CStone Pharmaceuticals, an innovation-driven biopharmaceutical company focused on the research and development of anti-cancer therapies, announced that the first patient has been successfully dosed in the global multicenter Phase I clinical trial of its novel PD-1/VEGF/CTLA-4 trispecific antibody, CS2009, with no infusion reactions or other adverse events observed.

This trial aims to evaluate the clinical potential of CS2009 in a wide range of advanced solid tumors including, but not limited to, non-small cell lung cancer, hepatocellular carcinoma, gastric adenocarcinoma, endometrial cancer, ovarian cancer, renal cell carcinoma, and cervical cancer, in efforts to advance the development of innovative tumor immunotherapies.

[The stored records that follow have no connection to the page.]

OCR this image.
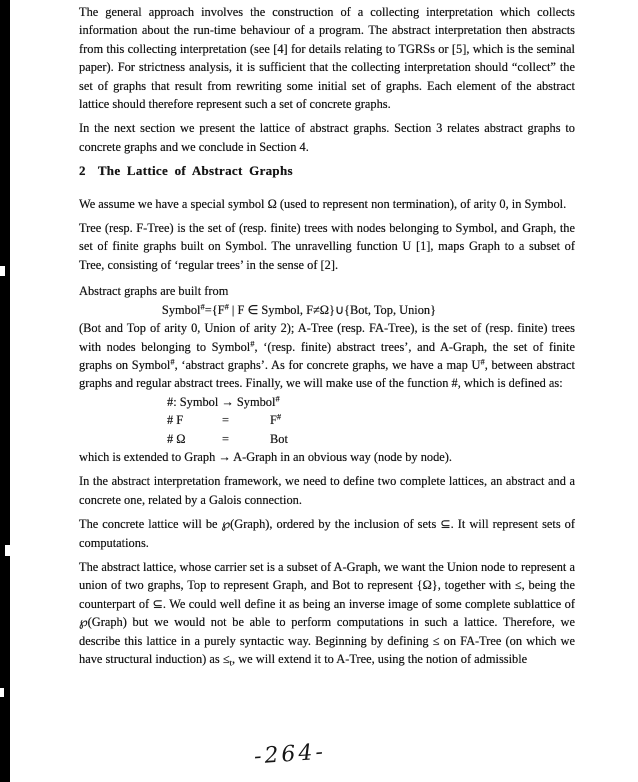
The general approach involves the construction of a collecting interpretation which collects information about the run-time behaviour of a program. The abstract interpretation then abstracts from this collecting interpretation (see [4] for details relating to TGRSs or [5], which is the seminal paper). For strictness analysis, it is sufficient that the collecting interpretation should “collect” the set of graphs that result from rewriting some initial set of graphs. Each element of the abstract lattice should therefore represent such a set of concrete graphs.

In the next section we present the lattice of abstract graphs. Section 3 relates abstract graphs to concrete graphs and we conclude in Section 4.

2 The Lattice of Abstract Graphs

We assume we have a special symbol Ω (used to represent non termination), of arity 0, in Symbol.

Tree (resp. F-Tree) is the set of (resp. finite) trees with nodes belonging to Symbol, and Graph, the set of finite graphs built on Symbol. The unravelling function U [1], maps Graph to a subset of Tree, consisting of ‘regular trees’ in the sense of [2].

Abstract graphs are built from

Symbol#={F# | F ∈ Symbol, F≠Ω}∪{Bot, Top, Union}

(Bot and Top of arity 0, Union of arity 2); A-Tree (resp. FA-Tree), is the set of (resp. finite) trees with nodes belonging to Symbol#, ‘(resp. finite) abstract trees’, and A-Graph, the set of finite graphs on Symbol#, ‘abstract graphs’. As for concrete graphs, we have a map U#, between abstract graphs and regular abstract trees. Finally, we will make use of the function #, which is defined as:

#: Symbol → Symbol#
# F	=	F#
# Ω	=	Bot

which is extended to Graph → A-Graph in an obvious way (node by node).

In the abstract interpretation framework, we need to define two complete lattices, an abstract and a concrete one, related by a Galois connection.

The concrete lattice will be ℘(Graph), ordered by the inclusion of sets ⊆. It will represent sets of computations.

The abstract lattice, whose carrier set is a subset of A-Graph, we want the Union node to represent a union of two graphs, Top to represent Graph, and Bot to represent {Ω}, together with ≤, being the counterpart of ⊆. We could well define it as being an inverse image of some complete sublattice of ℘(Graph) but we would not be able to perform computations in such a lattice. Therefore, we describe this lattice in a purely syntactic way. Beginning by defining ≤ on FA-Tree (on which we have structural induction) as $\le_t$, we will extend it to A-Tree, using the notion of admissible

-264-
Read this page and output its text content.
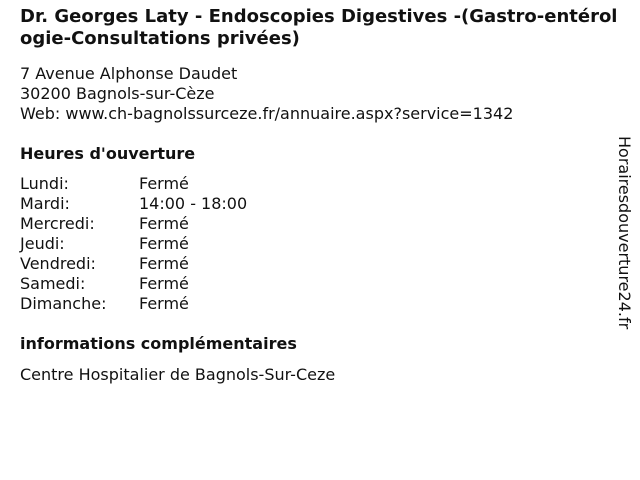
Dr. Georges Laty - Endoscopies Digestives -(Gastro-entérologie-Consultations privées)
7 Avenue Alphonse Daudet
30200 Bagnols-sur-Cèze
Web: www.ch-bagnolssurceze.fr/annuaire.aspx?service=1342
Heures d'ouverture
Lundi:	Fermé
Mardi:	14:00 - 18:00
Mercredi:	Fermé
Jeudi:	Fermé
Vendredi:	Fermé
Samedi:	Fermé
Dimanche: Fermé
informations complémentaires
Centre Hospitalier de Bagnols-Sur-Ceze
Horairesdouverture24.fr
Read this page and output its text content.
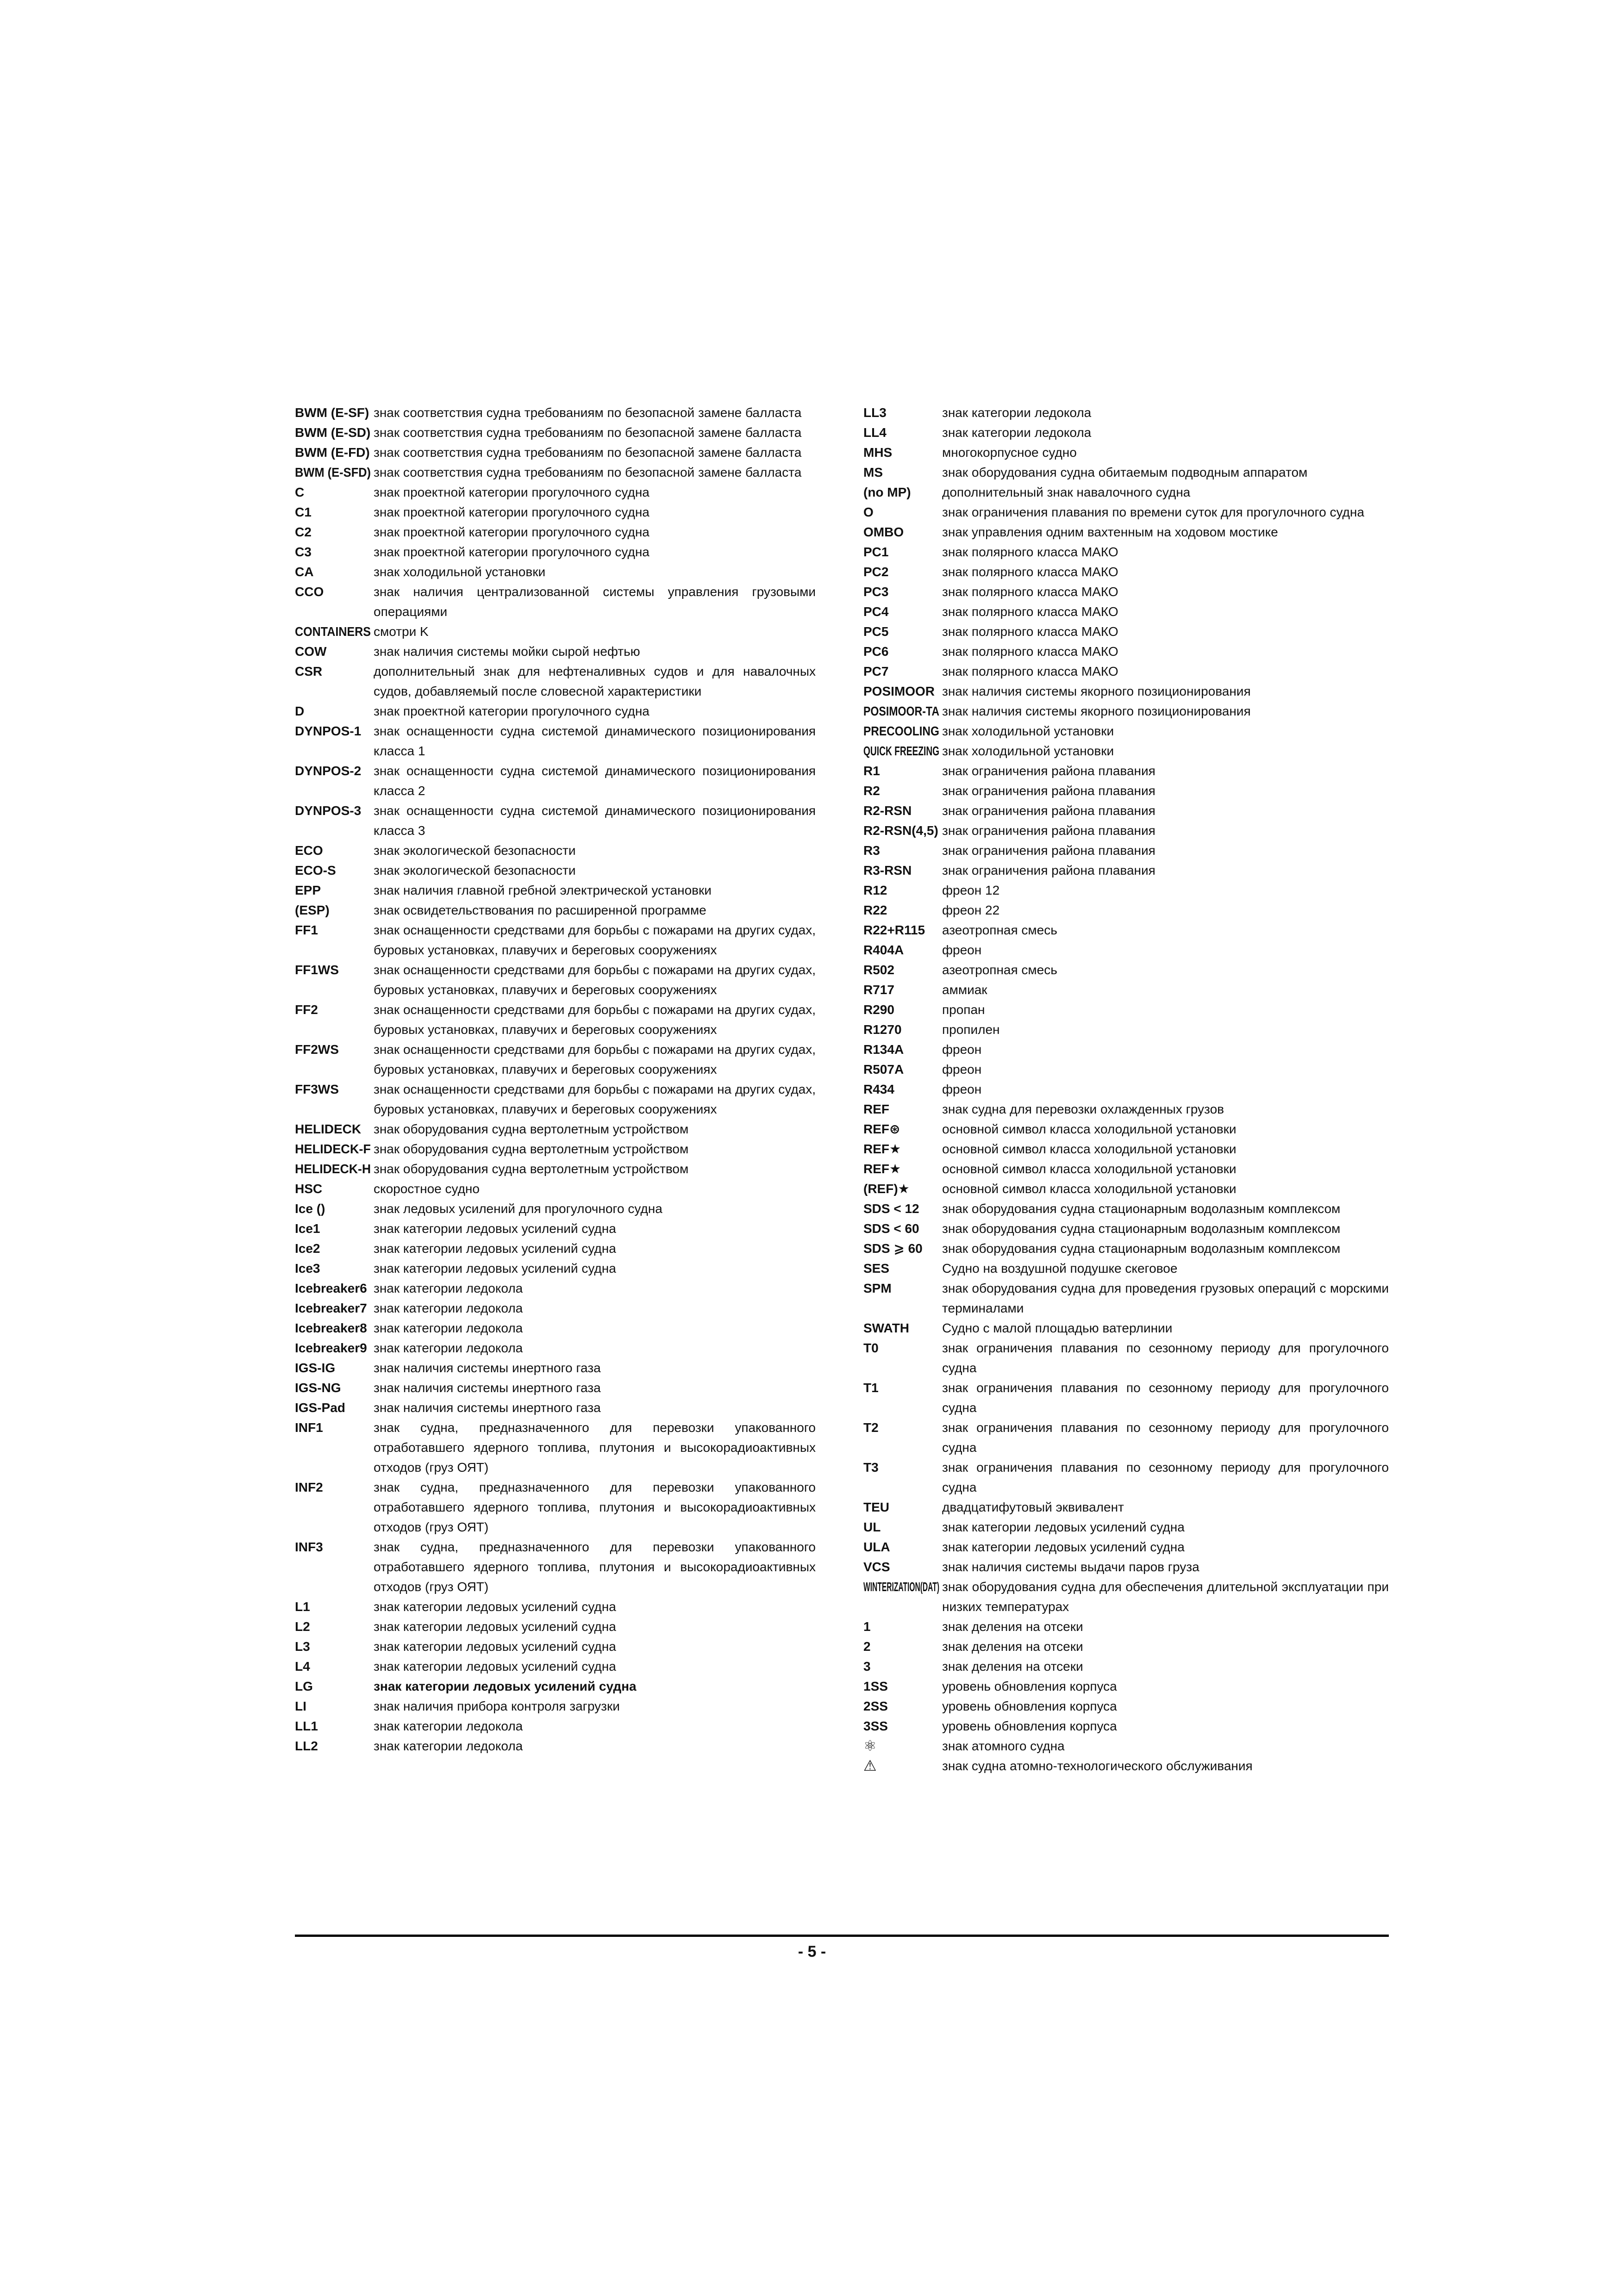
BWM (E-SF) знак соответствия судна требованиям по безопасной замене балласта
BWM (E-SD) знак соответствия судна требованиям по безопасной замене балласта
BWM (E-FD) знак соответствия судна требованиям по безопасной замене балласта
BWM (E-SFD) знак соответствия судна требованиям по безопасной замене балласта
C	знак проектной категории прогулочного судна
C1	знак проектной категории прогулочного судна
C2	знак проектной категории прогулочного судна
C3	знак проектной категории прогулочного судна
CA	знак холодильной установки
CCO	знак наличия централизованной системы управления грузовыми операциями
CONTAINERS смотри K
COW	знак наличия системы мойки сырой нефтью
CSR	дополнительный знак для нефтеналивных судов и для навалочных судов, добавляемый после словесной характеристики
D	знак проектной категории прогулочного судна
DYNPOS-1 знак оснащенности судна системой динамического позиционирования класса 1
DYNPOS-2 знак оснащенности судна системой динамического позиционирования класса 2
DYNPOS-3 знак оснащенности судна системой динамического позиционирования класса 3
ECO	знак экологической безопасности
ECO-S	знак экологической безопасности
EPP	знак наличия главной гребной электрической установки
(ESP)	знак освидетельствования по расширенной программе
FF1	знак оснащенности средствами для борьбы с пожарами на других судах, буровых установках, плавучих и береговых сооружениях
FF1WS	знак оснащенности средствами для борьбы с пожарами на других судах, буровых установках, плавучих и береговых сооружениях
FF2	знак оснащенности средствами для борьбы с пожарами на других судах, буровых установках, плавучих и береговых сооружениях
FF2WS	знак оснащенности средствами для борьбы с пожарами на других судах, буровых установках, плавучих и береговых сооружениях
FF3WS	знак оснащенности средствами для борьбы с пожарами на других судах, буровых установках, плавучих и береговых сооружениях
HELIDECK знак оборудования судна вертолетным устройством
HELIDECK-F знак оборудования судна вертолетным устройством
HELIDECK-H знак оборудования судна вертолетным устройством
HSC	скоростное судно
Ice ()	знак ледовых усилений для прогулочного судна
Ice1	знак категории ледовых усилений судна
Ice2	знак категории ледовых усилений судна
Ice3	знак категории ледовых усилений судна
Icebreaker6 знак категории ледокола
Icebreaker7 знак категории ледокола
Icebreaker8 знак категории ледокола
Icebreaker9 знак категории ледокола
IGS-IG	знак наличия системы инертного газа
IGS-NG	знак наличия системы инертного газа
IGS-Pad	знак наличия системы инертного газа
INF1	знак судна, предназначенного для перевозки упакованного отработавшего ядерного топлива, плутония и высокорадиоактивных отходов (груз ОЯТ)
INF2	знак судна, предназначенного для перевозки упакованного отработавшего ядерного топлива, плутония и высокорадиоактивных отходов (груз ОЯТ)
INF3	знак судна, предназначенного для перевозки упакованного отработавшего ядерного топлива, плутония и высокорадиоактивных отходов (груз ОЯТ)
L1	знак категории ледовых усилений судна
L2	знак категории ледовых усилений судна
L3	знак категории ледовых усилений судна
L4	знак категории ледовых усилений судна
LG	знак категории ледовых усилений судна
LI	знак наличия прибора контроля загрузки
LL1	знак категории ледокола
LL2	знак категории ледокола
LL3	знак категории ледокола
LL4	знак категории ледокола
MHS	многокорпусное судно
MS	знак оборудования судна обитаемым подводным аппаратом
(no MP)	дополнительный знак навалочного судна
O	знак ограничения плавания по времени суток для прогулочного судна
OMBO	знак управления одним вахтенным на ходовом мостике
PC1	знак полярного класса МАКО
PC2	знак полярного класса МАКО
PC3	знак полярного класса МАКО
PC4	знак полярного класса МАКО
PC5	знак полярного класса МАКО
PC6	знак полярного класса МАКО
PC7	знак полярного класса МАКО
POSIMOOR знак наличия системы якорного позиционирования
POSIMOOR-TA знак наличия системы якорного позиционирования
PRECOOLING знак холодильной установки
QUICK FREEZING знак холодильной установки
R1	знак ограничения района плавания
R2	знак ограничения района плавания
R2-RSN	знак ограничения района плавания
R2-RSN(4,5) знак ограничения района плавания
R3	знак ограничения района плавания
R3-RSN	знак ограничения района плавания
R12	фреон 12
R22	фреон 22
R22+R115	азеотропная смесь
R404A	фреон
R502	азеотропная смесь
R717	аммиак
R290	пропан
R1270	пропилен
R134A	фреон
R507A	фреон
R434	фреон
REF	знак судна для перевозки охлажденных грузов
REF⊛	основной символ класса холодильной установки
REF★	основной символ класса холодильной установки
REF★	основной символ класса холодильной установки
(REF)★	основной символ класса холодильной установки
SDS < 12	знак оборудования судна стационарным водолазным комплексом
SDS < 60	знак оборудования судна стационарным водолазным комплексом
SDS ⩾ 60	знак оборудования судна стационарным водолазным комплексом
SES	Судно на воздушной подушке скеговое
SPM	знак оборудования судна для проведения грузовых операций с морскими терминалами
SWATH	Судно с малой площадью ватерлинии
T0	знак ограничения плавания по сезонному периоду для прогулочного судна
T1	знак ограничения плавания по сезонному периоду для прогулочного судна
T2	знак ограничения плавания по сезонному периоду для прогулочного судна
T3	знак ограничения плавания по сезонному периоду для прогулочного судна
TEU	двадцатифутовый эквивалент
UL	знак категории ледовых усилений судна
ULA	знак категории ледовых усилений судна
VCS	знак наличия системы выдачи паров груза
WINTERIZATION(DAT) знак оборудования судна для обеспечения длительной эксплуатации при низких температурах
1	знак деления на отсеки
2	знак деления на отсеки
3	знак деления на отсеки
1SS	уровень обновления корпуса
2SS	уровень обновления корпуса
3SS	уровень обновления корпуса
⚛	знак атомного судна
⚠	знак судна атомно-технологического обслуживания
- 5 -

CS2009, an innovative trispecific antibody designed and developed by CStone, combines three clinically validated targets—PD-1, VEGFA, and CTLA-4—and exerts multidimensional anti-tumor effects through synergistic actions. Specifically, anti-PD-1 activity that reverses T cell exhaustion, anti-CTLA-4 activity that promotes T cell activation and proliferation, while anti-VEGFA activity blocks tumor angiogenesis and improves the tumor micro-environment (TME). In the TME, anti-PD-1 and anti-CTLA-4 activities are significantly enhanced by crosslinking with VEGFA. Meanwhile, CS2009 preferentially blocks PD-1 and CTLA-4 on double-positive tumor-infiltrating T cells while minimizing interference with CTLA-4 regulation in peripheral T cells, thus potentially offering enhanced efficacy with lower systemic toxicity.

In preclinical studies, CS2009 demonstrated superior anti-tumor activity compared to potential competitors. By combining CTLA-4 inhibition with PD-1 and VEGFA blockade, CS2009 may further enhance benefits for patients with low or negative PD-L1 expression, who respond poorly to PD-(L)1 therapies. This well positions CS2009 as a next-generation, first- or best-in-class immunotherapy backbone, with the potential to replace current anti-PD-(L)1-based therapies.